Se l’igiene è importante, lo è altrettanto evitare di lasciare residui sulla sabbia. Quindi è bene dotarsi di un sacchettino nel quale riporre salviettine umide utilizzate per pulirsi, preservativi e quant’altro sia stato utilizzato prima e dopo il proprio piacere (a voler essere rigorosi, sarebbe anche il caso di evitare di sversare lubrificanti o gel stimolanti sulla sabbia, se siamo veri amanti della natura).

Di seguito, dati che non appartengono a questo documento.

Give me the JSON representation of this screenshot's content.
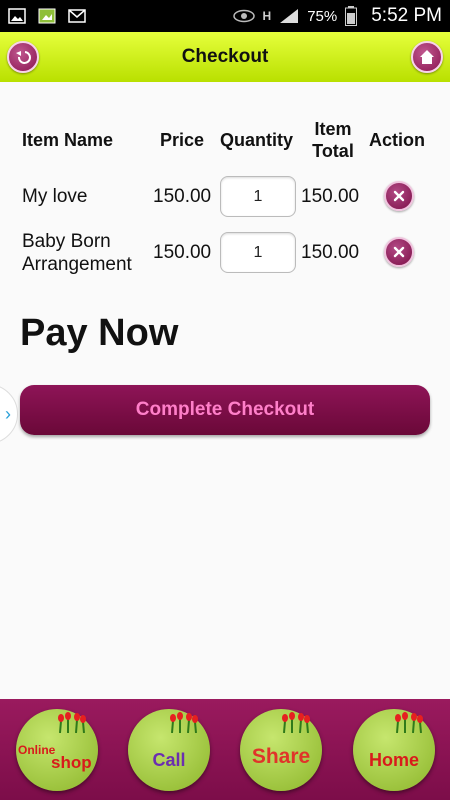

Per rischiare il meno possibile (e ricomporsi molto velocemente) anche l’abbigliamento può fare la sua parte: un abito comodo e leggero per lei è sicuramente più pratico di un paio di pantaloni attillati, se si tratta di rivestirsi al volo e non dare nell’occhio, e lo stesso vale per lui, preferendo pantaloni comodi e morbidi anziché jeans troppo stretti.

Infine, passare davvero e totalmente inosservati è quasi impossibile, però posizioni come quelle in cui lei è seduta sopra, occhi negli occhi o girata di spalle, possono farvi sembrare una coppia teneramente abbracciata, così come il classico doggy style in piedi, appoggiati a uno scoglio o a una barca spiaggiata, lasciano qualche dubbio in più rispetto al canonico e sempre bello missionario.